King’s Cross Backpackers

 Located in vibrant King’s Cross, KXB is popular among travellers looking to be in the heart of Sydney at a cheap price. Newly renovated in 2017, the hostel holds weekly rooftop barbecues, day and night activities, and free breakfast.

Cambridge Hotel

Close to the restaurant and shopping areas of Oxford and Crown Streets is this moderately priced hotel with 149 modern rooms and an on-site Italian restaurant. Adjacent to the hotel is an area that used to be a notorious no-go zone in the 1920s frequented by the city’s worst criminals.

Park Hyatt

Occupying a unique position on the water's edge of Sydney's Harbour, The Park Hyatt has a wide range of rooms to choose from all offering deluxe amenities including shoeshine, turndown, robes, gym access and 24-hour butler service. The hotel's restaurant, the Harbour Kitchen & Bar, offers incredible views of the harbour and opera house through floor-to-ceiling folding glass doors.

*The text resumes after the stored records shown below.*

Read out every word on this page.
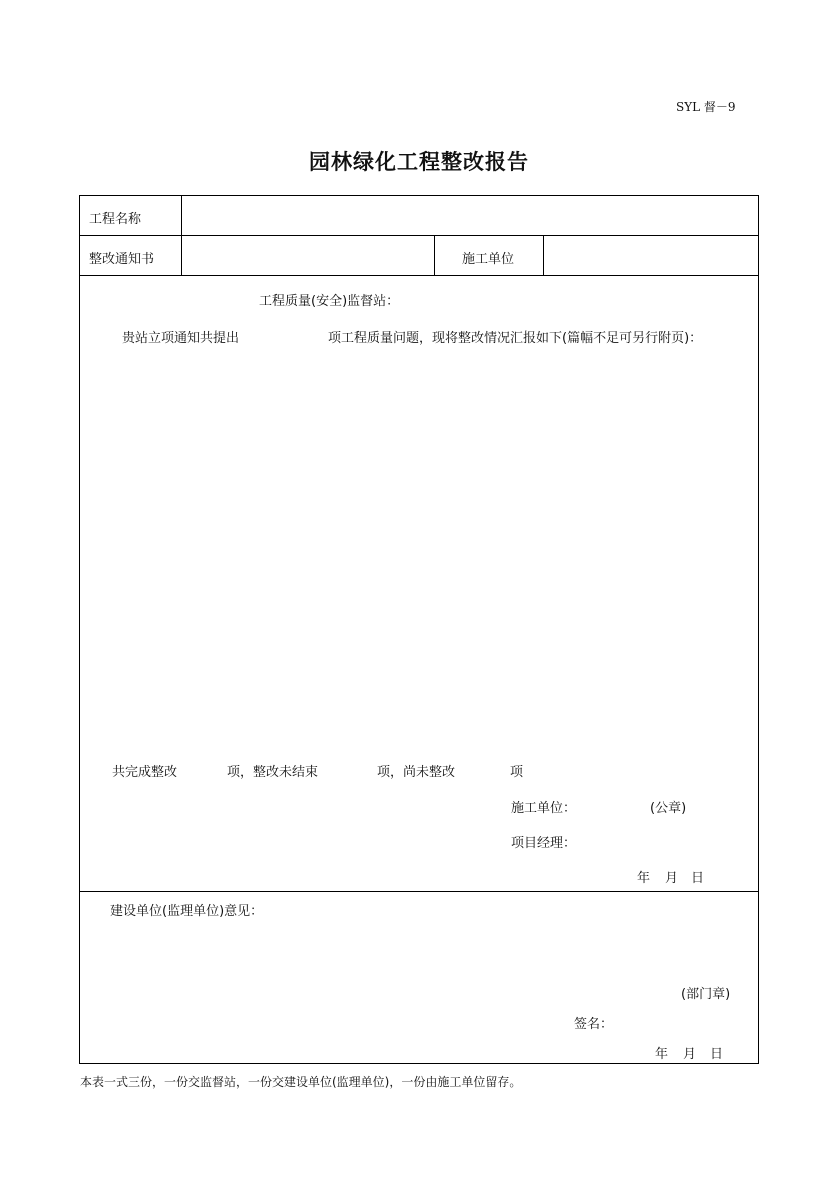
SYL 督－9
园林绿化工程整改报告
工程名称
整改通知书	施工单位
工程质量(安全)监督站：
贵站立项通知共提出	项工程质量问题，现将整改情况汇报如下(篇幅不足可另行附页)：
共完成整改	项，整改未结束	项，尚未整改	项
施工单位：	(公章)
项目经理：
年 月 日
建设单位(监理单位)意见：
(部门章)
签名：
年 月 日
本表一式三份，一份交监督站，一份交建设单位(监理单位)，一份由施工单位留存。
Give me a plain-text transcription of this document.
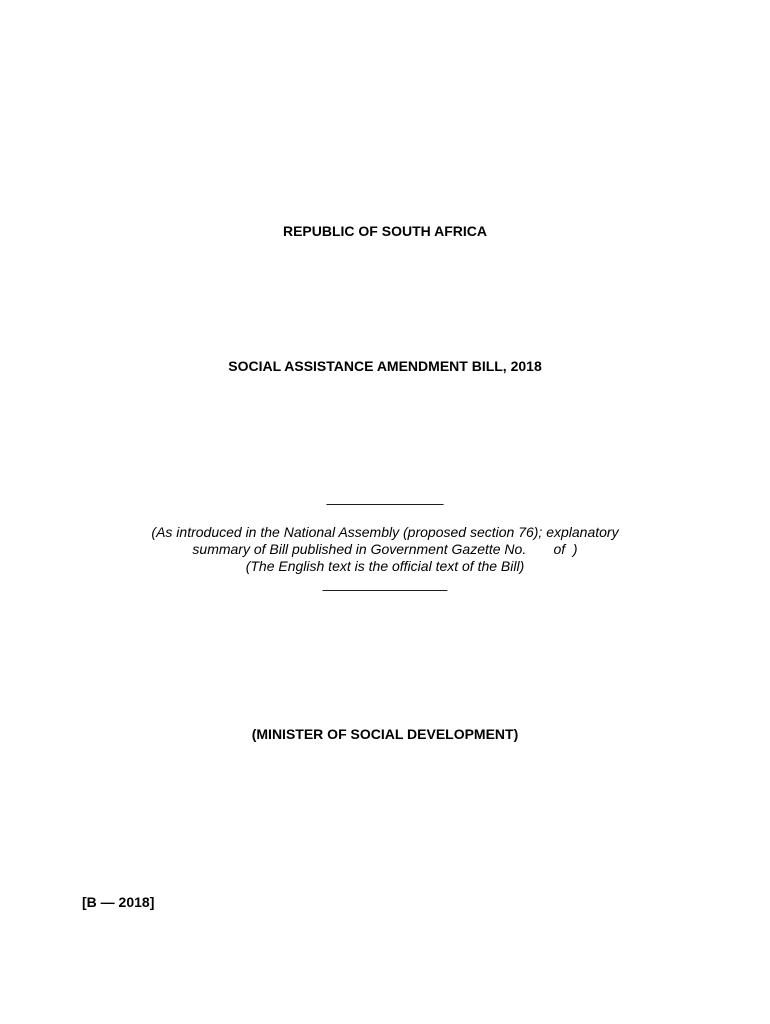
REPUBLIC OF SOUTH AFRICA
SOCIAL ASSISTANCE AMENDMENT BILL, 2018
_______________
(As introduced in the National Assembly (proposed section 76); explanatory
summary of Bill published in Government Gazette No.       of  )
(The English text is the official text of the Bill)
________________
(MINISTER OF SOCIAL DEVELOPMENT)
[B — 2018]
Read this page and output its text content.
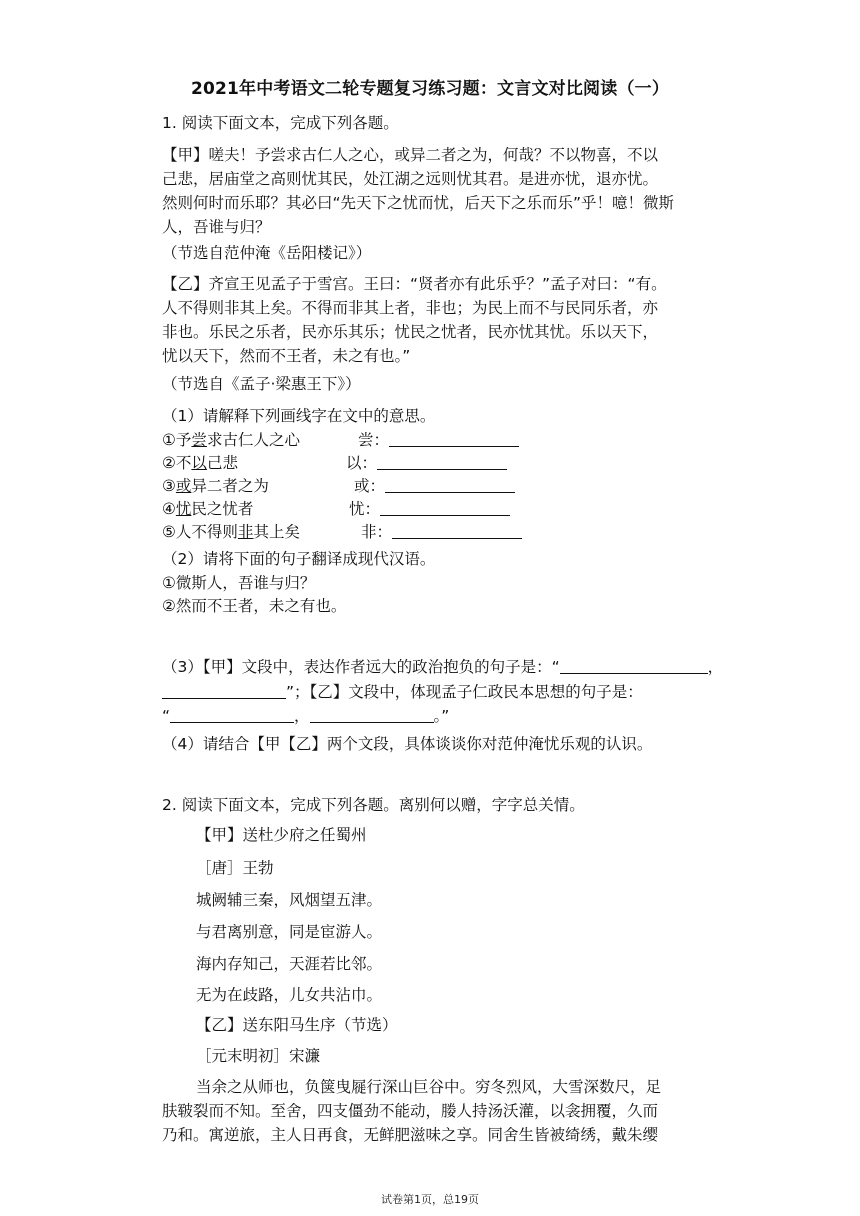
2021年中考语文二轮专题复习练习题：文言文对比阅读（一）
1. 阅读下面文本，完成下列各题。
【甲】嗟夫！予尝求古仁人之心，或异二者之为，何哉？不以物喜，不以
己悲，居庙堂之高则忧其民，处江湖之远则忧其君。是进亦忧，退亦忧。
然则何时而乐耶？其必曰“先天下之忧而忧，后天下之乐而乐”乎！噫！微斯
人，吾谁与归？
（节选自范仲淹《岳阳楼记》）
【乙】齐宣王见孟子于雪宫。王曰：“贤者亦有此乐乎？”孟子对曰：“有。
人不得则非其上矣。不得而非其上者，非也；为民上而不与民同乐者，亦
非也。乐民之乐者，民亦乐其乐；忧民之忧者，民亦忧其忧。乐以天下，
忧以天下，然而不王者，未之有也。”
（节选自《孟子·梁惠王下》）
（1）请解释下列画线字在文中的意思。
①予尝求古仁人之心	尝：
②不以己悲	以：
③或异二者之为	或：
④忧民之忧者	忧：
⑤人不得则非其上矣	非：
（2）请将下面的句子翻译成现代汉语。
①微斯人，吾谁与归？
②然而不王者，未之有也。
（3）【甲】文段中，表达作者远大的政治抱负的句子是：“	，
”；【乙】文段中，体现孟子仁政民本思想的句子是：
“	，	。”
（4）请结合【甲【乙】两个文段，具体谈谈你对范仲淹忧乐观的认识。
2. 阅读下面文本，完成下列各题。离别何以赠，字字总关情。
【甲】送杜少府之任蜀州
［唐］王勃
城阙辅三秦，风烟望五津。
与君离别意，同是宦游人。
海内存知己，天涯若比邻。
无为在歧路，儿女共沾巾。
【乙】送东阳马生序（节选）
［元末明初］宋濂
当余之从师也，负箧曳屣行深山巨谷中。穷冬烈风，大雪深数尺，足
肤皲裂而不知。至舍，四支僵劲不能动，媵人持汤沃灌，以衾拥覆，久而
乃和。寓逆旅，主人日再食，无鲜肥滋味之享。同舍生皆被绮绣，戴朱缨
试卷第1页，总19页
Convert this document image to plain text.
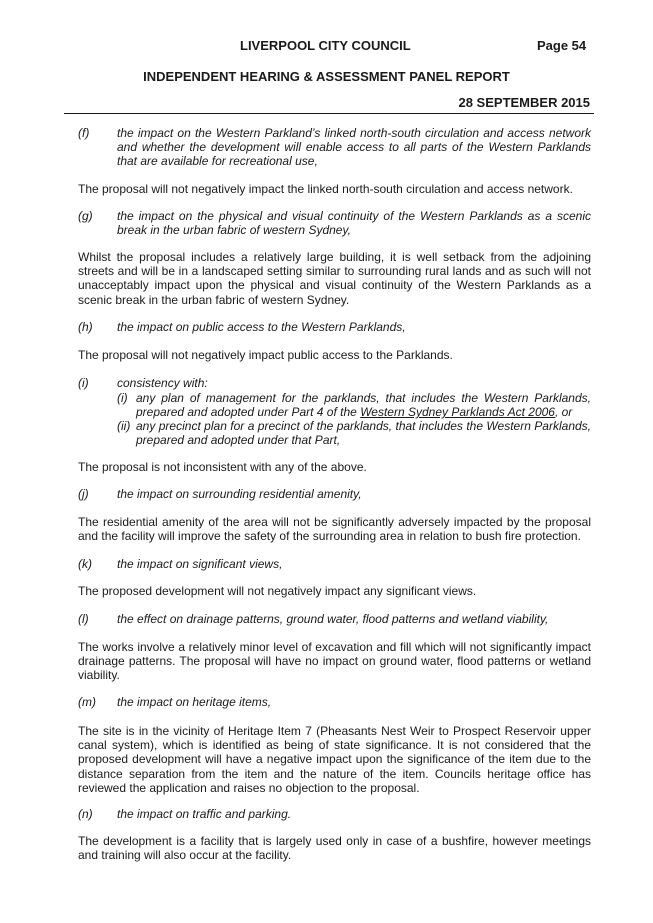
LIVERPOOL CITY COUNCIL	Page 54
INDEPENDENT HEARING & ASSESSMENT PANEL REPORT
28 SEPTEMBER 2015
(f) the impact on the Western Parkland’s linked north-south circulation and access network and whether the development will enable access to all parts of the Western Parklands that are available for recreational use,
The proposal will not negatively impact the linked north-south circulation and access network.
(g) the impact on the physical and visual continuity of the Western Parklands as a scenic break in the urban fabric of western Sydney,
Whilst the proposal includes a relatively large building, it is well setback from the adjoining streets and will be in a landscaped setting similar to surrounding rural lands and as such will not unacceptably impact upon the physical and visual continuity of the Western Parklands as a scenic break in the urban fabric of western Sydney.
(h) the impact on public access to the Western Parklands,
The proposal will not negatively impact public access to the Parklands.
(i) consistency with:
(i) any plan of management for the parklands, that includes the Western Parklands, prepared and adopted under Part 4 of the Western Sydney Parklands Act 2006, or
(ii) any precinct plan for a precinct of the parklands, that includes the Western Parklands, prepared and adopted under that Part,
The proposal is not inconsistent with any of the above.
(j) the impact on surrounding residential amenity,
The residential amenity of the area will not be significantly adversely impacted by the proposal and the facility will improve the safety of the surrounding area in relation to bush fire protection.
(k) the impact on significant views,
The proposed development will not negatively impact any significant views.
(l) the effect on drainage patterns, ground water, flood patterns and wetland viability,
The works involve a relatively minor level of excavation and fill which will not significantly impact drainage patterns. The proposal will have no impact on ground water, flood patterns or wetland viability.
(m) the impact on heritage items,
The site is in the vicinity of Heritage Item 7 (Pheasants Nest Weir to Prospect Reservoir upper canal system), which is identified as being of state significance. It is not considered that the proposed development will have a negative impact upon the significance of the item due to the distance separation from the item and the nature of the item. Councils heritage office has reviewed the application and raises no objection to the proposal.
(n) the impact on traffic and parking.
The development is a facility that is largely used only in case of a bushfire, however meetings and training will also occur at the facility.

This Sydney hotel also features a spa, fitness centre and rooftop swimming pool.

Four Seasons

The original luxe Sydney hotel the Four Seasons boasts one of the best views around. Located in the historic Rock’s area overlooking the Opera House and the Sydney Harbour Bridge the hotel’s 531 luxurious guestrooms and suites all feature a 42- inch LCD television iPod/MP3 player connectivity and wireless internet access. The spa is one of the best in the city and facilities include steam sauna and Sydney’s largest heated outdoor pool.